Un recul progressif, mais une pauvreté encore présente
Selon la Banque mondiale, la proportion de la population vivant sous la ligne nationale de pauvreté était de 23,7 % en 2023. En 2010, elle s’élevait encore à 35,8 %, ce qui traduit une amélioration sur le long terme, même si la progression reste lente et fragile.
Les comparaisons internationales dressent également un tableau nuancé :
- Avec un seuil de 3,65 $ US par jour (parité de pouvoir d’achat de 2021), la Banque mondiale estime à 1,9 % la part des Arméniens vivant dans la pauvreté en 2023.
- En revanche, en appliquant le seuil supérieur des 8,30 $ US par jour, considéré comme indicateur des classes moyennes dans les pays à revenu intermédiaire, la proportion grimpe à 56,9 %.
- En zone rurale, ce taux atteint même 63,3 %, contre 52,6 % en zone urbaine.
Ces données confirment que si la pauvreté extrême recule, une grande partie de la population reste vulnérable aux chocs économiques — qu’il s’agisse d’inflation, de sécheresse ou de fluctuation du marché du travail.
Une tendance à suivre de près
Selon le rapport « Poverty & Equity Brief » de la Banque mondiale (octobre 2025), le redressement post-pandémie et la hausse du salaire moyen ont permis à plusieurs ménages de franchir la ligne de pauvreté. Cependant, la hausse des prix de l’énergie et des produits alimentaires en 2024 a freiné cette dynamique, notamment dans les provinces d’Ararat, de Shirak et de Tavush.

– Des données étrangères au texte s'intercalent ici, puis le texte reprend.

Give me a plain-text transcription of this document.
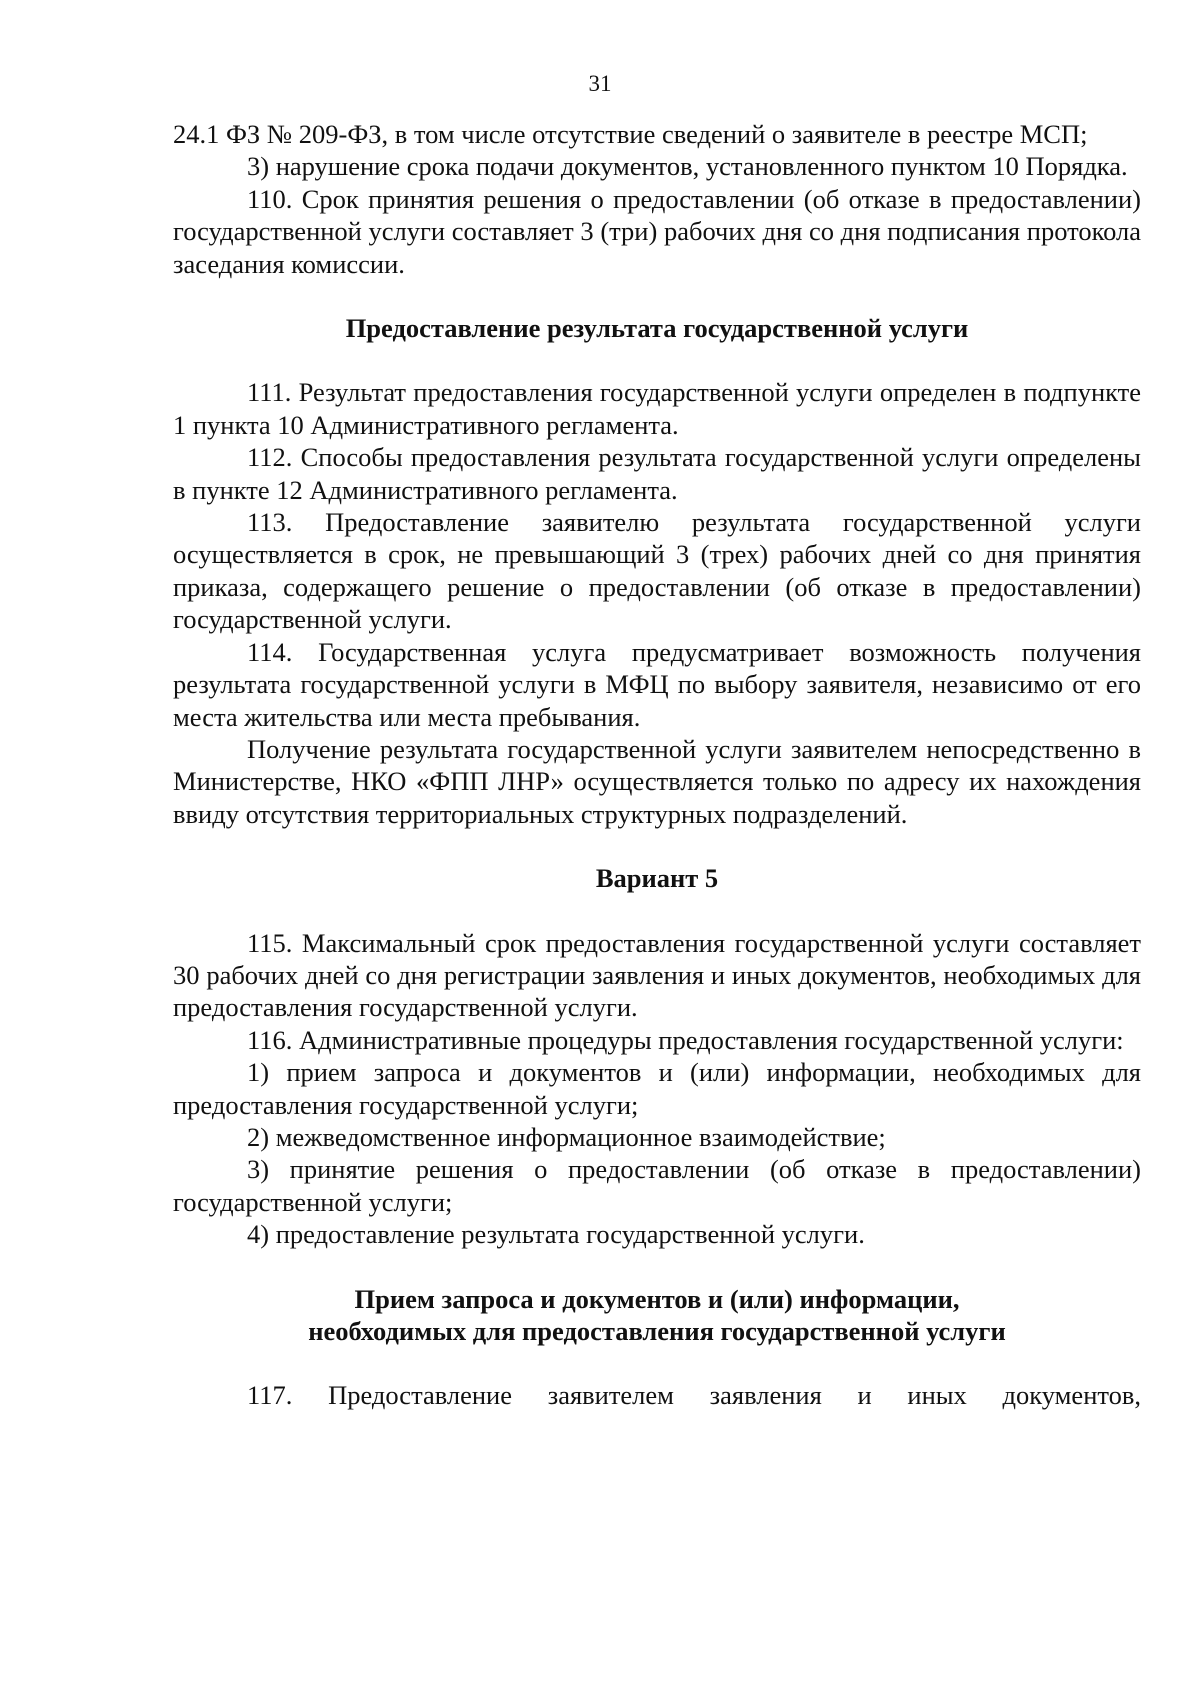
31

24.1 ФЗ № 209-ФЗ, в том числе отсутствие сведений о заявителе в реестре МСП;

3) нарушение срока подачи документов, установленного пунктом 10 Порядка.

110. Срок принятия решения о предоставлении (об отказе в предоставлении) государственной услуги составляет 3 (три) рабочих дня со дня подписания протокола заседания комиссии.

Предоставление результата государственной услуги

111. Результат предоставления государственной услуги определен в подпункте 1 пункта 10 Административного регламента.

112. Способы предоставления результата государственной услуги определены в пункте 12 Административного регламента.

113. Предоставление заявителю результата государственной услуги осуществляется в срок, не превышающий 3 (трех) рабочих дней со дня принятия приказа, содержащего решение о предоставлении (об отказе в предоставлении) государственной услуги.

114. Государственная услуга предусматривает возможность получения результата государственной услуги в МФЦ по выбору заявителя, независимо от его места жительства или места пребывания.

Получение результата государственной услуги заявителем непосредственно в Министерстве, НКО «ФПП ЛНР» осуществляется только по адресу их нахождения ввиду отсутствия территориальных структурных подразделений.

Вариант 5

115. Максимальный срок предоставления государственной услуги составляет 30 рабочих дней со дня регистрации заявления и иных документов, необходимых для предоставления государственной услуги.

116. Административные процедуры предоставления государственной услуги:

1) прием запроса и документов и (или) информации, необходимых для предоставления государственной услуги;

2) межведомственное информационное взаимодействие;

3) принятие решения о предоставлении (об отказе в предоставлении) государственной услуги;

4) предоставление результата государственной услуги.

Прием запроса и документов и (или) информации,
необходимых для предоставления государственной услуги

117. Предоставление заявителем заявления и иных документов,
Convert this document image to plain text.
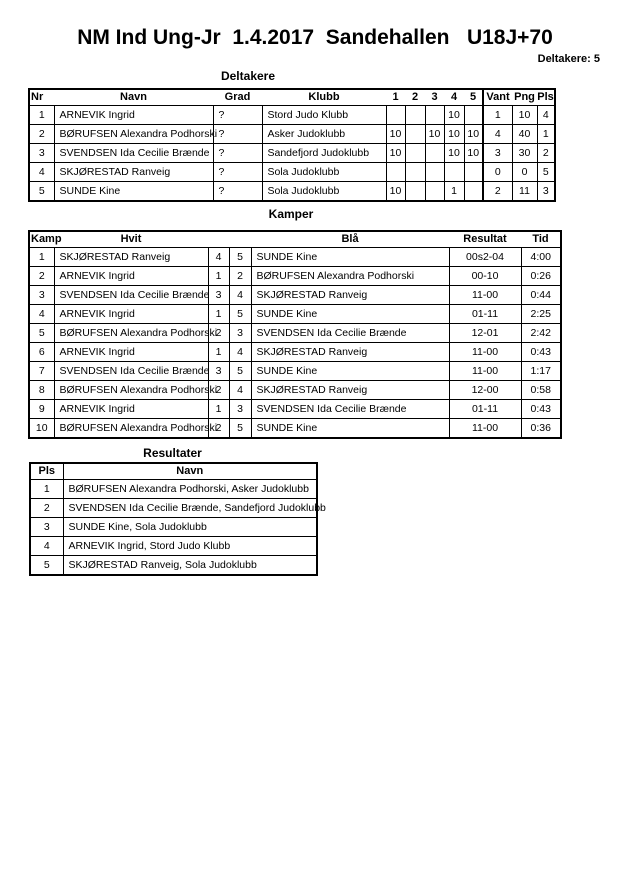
NM Ind Ung-Jr  1.4.2017  Sandehallen   U18J+70
Deltakere: 5
Deltakere
Nr	Navn	Grad	Klubb	1	2	3	4	5	Vant	Png	Pls
1	ARNEVIK Ingrid	?	Stord Judo Klubb				10		1	10	4
2	BØRUFSEN Alexandra Podhorski	?	Asker Judoklubb	10		10	10	10	4	40	1
3	SVENDSEN Ida Cecilie Brænde	?	Sandefjord Judoklubb	10			10	10	3	30	2
4	SKJØRESTAD Ranveig	?	Sola Judoklubb						0	0	5
5	SUNDE Kine	?	Sola Judoklubb	10			1		2	11	3
Kamper
Kamp	Hvit			Blå	Resultat	Tid
1	SKJØRESTAD Ranveig	4	5	SUNDE Kine	00s2-04	4:00
2	ARNEVIK Ingrid	1	2	BØRUFSEN Alexandra Podhorski	00-10	0:26
3	SVENDSEN Ida Cecilie Brænde	3	4	SKJØRESTAD Ranveig	11-00	0:44
4	ARNEVIK Ingrid	1	5	SUNDE Kine	01-11	2:25
5	BØRUFSEN Alexandra Podhorski	2	3	SVENDSEN Ida Cecilie Brænde	12-01	2:42
6	ARNEVIK Ingrid	1	4	SKJØRESTAD Ranveig	11-00	0:43
7	SVENDSEN Ida Cecilie Brænde	3	5	SUNDE Kine	11-00	1:17
8	BØRUFSEN Alexandra Podhorski	2	4	SKJØRESTAD Ranveig	12-00	0:58
9	ARNEVIK Ingrid	1	3	SVENDSEN Ida Cecilie Brænde	01-11	0:43
10	BØRUFSEN Alexandra Podhorski	2	5	SUNDE Kine	11-00	0:36
Resultater
Pls	Navn
1	BØRUFSEN Alexandra Podhorski, Asker Judoklubb
2	SVENDSEN Ida Cecilie Brænde, Sandefjord Judoklubb
3	SUNDE Kine, Sola Judoklubb
4	ARNEVIK Ingrid, Stord Judo Klubb
5	SKJØRESTAD Ranveig, Sola Judoklubb
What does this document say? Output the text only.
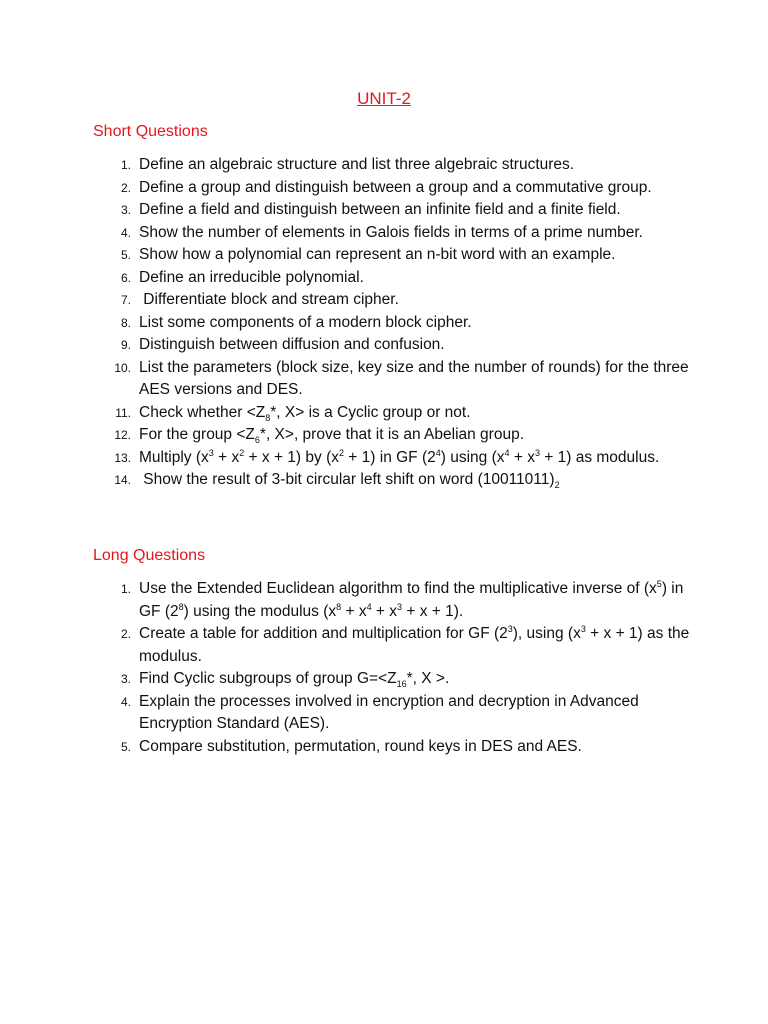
UNIT-2
Short Questions
1. Define an algebraic structure and list three algebraic structures.
2. Define a group and distinguish between a group and a commutative group.
3. Define a field and distinguish between an infinite field and a finite field.
4. Show the number of elements in Galois fields in terms of a prime number.
5. Show how a polynomial can represent an n-bit word with an example.
6. Define an irreducible polynomial.
7. Differentiate block and stream cipher.
8. List some components of a modern block cipher.
9. Distinguish between diffusion and confusion.
10. List the parameters (block size, key size and the number of rounds) for the three AES versions and DES.
11. Check whether $<Z_8*$, X> is a Cyclic group or not.
12. For the group $<Z_6*$, X>, prove that it is an Abelian group.
13. Multiply $(x^3 + x^2 + x + 1)$ by $(x^2 + 1)$ in GF $(2^4)$ using $(x^4 + x^3 + 1)$ as modulus.
14. Show the result of 3-bit circular left shift on word $(10011011)_2$
Long Questions
1. Use the Extended Euclidean algorithm to find the multiplicative inverse of $(x^5)$ in GF $(2^8)$ using the modulus $(x^8 + x^4 + x^3 + x + 1)$.
2. Create a table for addition and multiplication for GF $(2^3)$, using $(x^3 + x + 1)$ as the modulus.
3. Find Cyclic subgroups of group $G=<Z_{16}*$, X >.
4. Explain the processes involved in encryption and decryption in Advanced Encryption Standard (AES).
5. Compare substitution, permutation, round keys in DES and AES.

Les experts soulignent également que la méthodologie arménienne repose sur l’enquête Integrated Living Conditions Survey (ILCS), qui évalue les besoins essentiels des ménages selon la méthode dite du « Cost of Basic Needs » — c’est-à-dire le coût minimum pour couvrir alimentation, logement, transport et santé.
En perspective
Le gouvernement arménien mise désormais sur de nouveaux programmes sociaux ciblés et sur l’augmentation du salaire minimum pour réduire les inégalités. Mais pour les économistes, le véritable enjeu reste la création d’emplois stables dans les régions et la réduction de la dépendance à l’émigration.